三澤紗千香さん関連のことを書いていきたいと思います。

ある夏の日の夜中、私はジョギングをしていた。
その日は調子が良かったので、少し遠くまで行ってみることにした。

曇り空で星は無く、冷たい風が虫の声を運んでくる。

心地よい熱を感じながら、足を進める。

10分ほど走ったところでふと道路沿いの茂みに目を向けると、奥に古びた神社を見つけた。
家からこんなに近くにあったのに、なぜ今まで気が付かなかったのだろうか。
そんな疑問を抱きつつも、折角だから参拝をすることにした。

神社全体が蔦や雑草に覆われているようで、石でできた鳥居から、建物までの石畳だけがかろうじて識別できるほどだ。

辺りはすでに暗かったが、ここへ来てさらに闇が深くなったように感じた。
先ほどまで騒がしかった虫の声も聞こえない。
神社は冷たく張りつめた静寂に包まれていた。

異様な雰囲気に、私はさっさと参拝を済ませて帰ろうと神社に背を向け、鳥居の近くまで来た時
「ドンッ!!」と首の辺りにものすごい衝撃が走った。殴られるというよりは、何だかフワリとした衝撃だった。
そのままギュッと締め付けるような感覚。

苦しい…。
冷や汗がダラりと、血の気の失せた頬から首筋を伝う。

何分が経っただろう。
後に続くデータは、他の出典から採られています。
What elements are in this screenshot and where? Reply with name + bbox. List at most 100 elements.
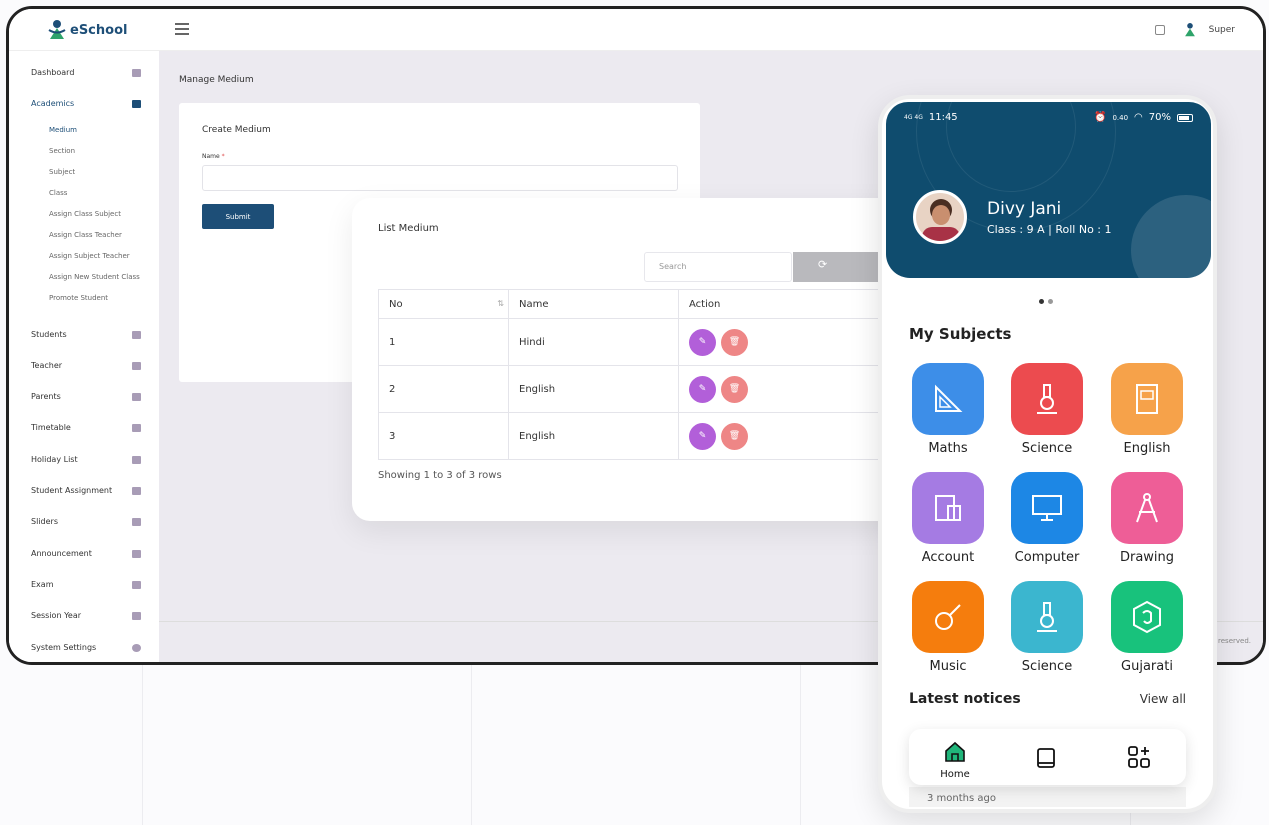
sidebar-item-announcement[interactable]: Announcement: [31, 549, 141, 558]
delete-button[interactable]: 🗑: [721, 375, 748, 403]
sidebar-item-student-assignment[interactable]: Student Assignment: [31, 486, 141, 495]
name-input[interactable]: [202, 165, 678, 191]
create-medium-title: Create Medium: [202, 125, 271, 135]
cell-no: 1: [378, 318, 509, 366]
sidebar-sub-assign-class-teacher[interactable]: Assign Class Teacher: [49, 231, 122, 239]
graduation-cap-icon: [132, 330, 141, 339]
institution-icon: [132, 99, 141, 108]
clock: 11:45: [928, 112, 958, 123]
pagination-info: Showing 1 to 3 of 3 rows: [378, 470, 502, 481]
name-label-text: Name: [202, 153, 220, 160]
column-header-no[interactable]: No ⇅: [378, 289, 509, 319]
table-row: 1 Hindi ✎ 🗑: [378, 318, 912, 366]
guitar-icon: [912, 581, 984, 653]
sidebar-item-label: Sliders: [31, 517, 58, 526]
subject-name: Science: [1021, 441, 1073, 456]
network-indicator: 4G 4G: [904, 114, 923, 121]
table-row: 2 English ✎ 🗑: [378, 365, 912, 413]
edit-button[interactable]: ✎: [689, 375, 716, 403]
subject-name: Science: [1021, 659, 1073, 674]
sidebar-item-label: Academics: [31, 99, 75, 108]
sort-icon: ⇅: [497, 298, 504, 308]
cell-name: Hindi: [508, 318, 679, 366]
cell-action: ✎ 🗑: [678, 365, 912, 413]
subject-drawing[interactable]: Drawing: [1102, 472, 1192, 565]
subject-name: Drawing: [1119, 550, 1175, 565]
sidebar-item-exam[interactable]: Exam: [31, 580, 141, 589]
notice-age: 3 months ago: [927, 793, 996, 804]
nav-books[interactable]: [1035, 747, 1057, 773]
sidebar-item-label: Announcement: [31, 549, 92, 558]
sidebar-sub-section[interactable]: Section: [49, 147, 75, 155]
tasks-icon: [132, 486, 141, 495]
gujarati-letter-icon: [1111, 581, 1183, 653]
book-icon: [132, 580, 141, 589]
sidebar-sub-assign-class-subject[interactable]: Assign Class Subject: [49, 210, 121, 218]
sidebar-sub-subject[interactable]: Subject: [49, 168, 75, 176]
data-speed: 0.40: [1112, 113, 1129, 122]
subject-name: Computer: [1014, 550, 1080, 565]
student-avatar[interactable]: [913, 190, 967, 244]
ruler-icon: [912, 363, 984, 435]
edit-button[interactable]: ✎: [689, 328, 716, 356]
search-input[interactable]: Search: [644, 252, 792, 282]
menu-toggle-icon[interactable]: [175, 23, 189, 35]
sidebar-item-label: Students: [31, 330, 67, 339]
my-subjects-title: My Subjects: [909, 325, 1012, 343]
subject-gujarati[interactable]: Gujarati: [1102, 581, 1192, 674]
user-menu[interactable]: Super: [1183, 22, 1235, 38]
sidebar-item-teacher[interactable]: Teacher: [31, 361, 141, 370]
subject-computer[interactable]: Computer: [1002, 472, 1092, 565]
subject-english[interactable]: English: [1102, 363, 1192, 456]
sidebar-sub-promote-student[interactable]: Promote Student: [49, 294, 108, 302]
check-icon: [132, 549, 141, 558]
book-icon: [1037, 748, 1055, 768]
sidebar-item-parents[interactable]: Parents: [31, 392, 141, 401]
gear-icon: [132, 643, 141, 652]
sidebar-sub-class[interactable]: Class: [49, 189, 67, 197]
submit-button[interactable]: Submit: [202, 204, 274, 229]
required-marker: *: [221, 153, 225, 160]
sidebar-item-dashboard[interactable]: Dashboard: [31, 68, 141, 77]
subject-account[interactable]: Account: [903, 472, 993, 565]
logo[interactable]: eSchool: [47, 19, 127, 41]
list-medium-title: List Medium: [378, 223, 439, 234]
sidebar-item-holiday-list[interactable]: Holiday List: [31, 455, 141, 464]
language-icon[interactable]: [1154, 25, 1165, 35]
delete-button[interactable]: 🗑: [721, 422, 748, 450]
cell-name: English: [508, 365, 679, 413]
subject-name: Music: [929, 659, 967, 674]
sidebar-item-session-year[interactable]: Session Year: [31, 611, 141, 620]
sidebar-item-timetable[interactable]: Timetable: [31, 423, 141, 432]
subject-music[interactable]: Music: [903, 581, 993, 674]
medium-table: No ⇅ Name Action 1 Hindi ✎ 🗑 2 English ✎ 🗑 …: [378, 289, 912, 460]
sidebar-sub-assign-subject-teacher[interactable]: Assign Subject Teacher: [49, 252, 130, 260]
calendar-icon: [132, 611, 141, 620]
sidebar-sub-assign-new-student-class[interactable]: Assign New Student Class: [49, 273, 140, 281]
sidebar-item-sliders[interactable]: Sliders: [31, 517, 141, 526]
brand-name: eSchool: [70, 22, 128, 38]
carousel-dots[interactable]: [1039, 299, 1053, 304]
edit-button[interactable]: ✎: [689, 422, 716, 450]
subject-science[interactable]: Science: [1002, 363, 1092, 456]
view-all-link[interactable]: View all: [1140, 692, 1186, 706]
sidebar-item-label: Exam: [31, 580, 54, 589]
sidebar-item-system-settings[interactable]: System Settings: [31, 643, 141, 652]
student-name: Divy Jani: [987, 199, 1062, 219]
sidebar-item-label: Parents: [31, 392, 61, 401]
sidebar-item-label: Dashboard: [31, 68, 75, 77]
nav-more[interactable]: [1127, 745, 1151, 773]
topbar-right: Super: [1154, 22, 1235, 38]
user-avatar-icon: [1184, 23, 1195, 37]
subject-science-2[interactable]: Science: [1002, 581, 1092, 674]
header-decoration: [1131, 195, 1211, 278]
cell-action: ✎ 🗑: [678, 318, 912, 366]
nav-home[interactable]: Home: [935, 741, 975, 780]
delete-button[interactable]: 🗑: [721, 328, 748, 356]
sidebar-item-students[interactable]: Students: [31, 330, 141, 339]
sidebar-item-academics[interactable]: Academics: [31, 99, 141, 108]
subject-maths[interactable]: Maths: [903, 363, 993, 456]
sidebar-sub-medium[interactable]: Medium: [49, 126, 77, 134]
microscope-icon: [1011, 363, 1083, 435]
footer-text: s reserved.: [1212, 637, 1251, 645]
実際は数秒かもしれない。
とにかく謎の力からようやく私は解放された。

家にへとへとで帰った私は倒れるように眠ってしまった。

翌日祖父に神社のことを尋ねると
「あの神社はなあ、昔っから首吊り自殺をする人が絶えなくてね。
じいさんから、小さな子供まであそこでたくさんの人が首を吊ったらしいんだよ。」と話してくれた。

無事に帰ってこられたことに安堵しつつ、もう夜中にあの神社には近づくまいと思った。